Are you looking for a Chocolate dessert to entertain your guests? I am confident your guests will enjoy this dessert. It is rich but not heavy. It’s based on my ‘Basic Bavarois’ recipe. As I added Dark Chocolate, it has firmer texture than Basic Bavarois. I added Vanilla Extract today, but you can add Brandy OR Rum for grown-ups.
Makes
4 to 5 Servings
Ingredients
2 teaspoons Gelatine Powder
2 tablespoons Water
2 Egg Yolks
6 tablespoons Caster Sugar
1 teaspoon Vanilla Extract *OR 1 tablespoon Rum, Brandy, etc.
1 cup Milk
2 tablespoons Cocoa Powder
50g Dark Chocolate *coarsely chopped if you use a block
200ml Thickened Cream *softly whipped
Shaved Dark Chocolate for topping *optional
*Note: You can decorate Chocolate Bavarois with Berries OR Whipped Cream, etc.
Method
- Sprinkle Gelatine Powder into Water in a small bowl and soak.
- Heat Milk in a saucepan over medium heat and bring just to the boil. Remove from heat. Add the soaked Gelatine and mix until Gelatine dissolves completely.
- Place Egg Yolks, Sugar and Vanilla in a large heatproof bowl, and whisk until thick and pale. Gradually add the hot Milk mixture and whisk well. Return the mixture to the saucepan.
- Heat the mixture over medium low heat, whisking constantly, until slightly thickened. DO NOT boil it. Remove from heat. *Note: This process is optional. As Egg Yolks can be cooked by the hot Milk mixture, you don’t need to heat it if you prefer.

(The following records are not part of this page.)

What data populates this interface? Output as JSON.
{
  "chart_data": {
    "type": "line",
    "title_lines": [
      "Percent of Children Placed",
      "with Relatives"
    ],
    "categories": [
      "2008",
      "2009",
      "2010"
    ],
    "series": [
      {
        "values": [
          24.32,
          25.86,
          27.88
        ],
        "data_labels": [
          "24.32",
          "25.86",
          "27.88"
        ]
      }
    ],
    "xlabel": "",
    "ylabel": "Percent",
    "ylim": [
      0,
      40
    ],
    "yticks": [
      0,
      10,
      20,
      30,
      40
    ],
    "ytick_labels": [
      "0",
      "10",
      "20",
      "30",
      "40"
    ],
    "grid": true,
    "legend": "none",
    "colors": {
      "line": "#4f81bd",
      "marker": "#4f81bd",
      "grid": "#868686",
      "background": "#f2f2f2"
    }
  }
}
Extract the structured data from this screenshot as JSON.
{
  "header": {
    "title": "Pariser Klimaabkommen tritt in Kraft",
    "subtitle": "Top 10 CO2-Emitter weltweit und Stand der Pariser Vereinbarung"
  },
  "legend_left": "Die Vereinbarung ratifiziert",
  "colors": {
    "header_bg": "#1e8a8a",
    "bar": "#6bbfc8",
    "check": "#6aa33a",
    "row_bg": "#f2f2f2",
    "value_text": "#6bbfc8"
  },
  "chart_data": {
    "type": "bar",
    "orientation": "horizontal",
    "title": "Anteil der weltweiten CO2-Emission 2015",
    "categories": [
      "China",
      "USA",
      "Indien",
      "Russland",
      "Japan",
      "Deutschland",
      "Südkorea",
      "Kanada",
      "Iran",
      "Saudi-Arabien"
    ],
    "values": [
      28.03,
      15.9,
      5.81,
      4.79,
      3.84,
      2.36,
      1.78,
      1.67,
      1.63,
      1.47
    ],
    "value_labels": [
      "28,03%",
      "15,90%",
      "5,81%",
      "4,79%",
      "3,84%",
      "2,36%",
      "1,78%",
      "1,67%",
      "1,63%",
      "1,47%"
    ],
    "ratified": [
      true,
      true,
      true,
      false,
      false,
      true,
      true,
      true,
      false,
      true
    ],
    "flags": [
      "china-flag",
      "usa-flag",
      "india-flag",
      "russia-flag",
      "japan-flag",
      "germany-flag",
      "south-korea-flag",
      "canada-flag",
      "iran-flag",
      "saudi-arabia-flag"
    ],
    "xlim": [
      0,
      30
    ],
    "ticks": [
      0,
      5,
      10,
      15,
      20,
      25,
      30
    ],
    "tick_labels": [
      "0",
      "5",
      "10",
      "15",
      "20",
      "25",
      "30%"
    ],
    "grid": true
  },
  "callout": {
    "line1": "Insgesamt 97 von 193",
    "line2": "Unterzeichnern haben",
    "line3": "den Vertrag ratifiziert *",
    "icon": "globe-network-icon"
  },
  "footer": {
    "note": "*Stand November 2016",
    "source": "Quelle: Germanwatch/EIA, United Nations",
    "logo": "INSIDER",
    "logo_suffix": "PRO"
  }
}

- Add Cocoa Powder and Chocolate, and whisk well until smooth. Then cool the mixture. *Note: Dip the bottom of the saucepan into cold water to speed up, then transfer to a mixing bowl and place in the fridge.
- When the mixture has started thickening, add softly whipped Cream, and mix to combine.
- Pour the mixture into serving glasses or jelly moulds. Place them in the fridge and leave to set. Before serve, I added some shaved Chocolate on top, but you can decorate as you like.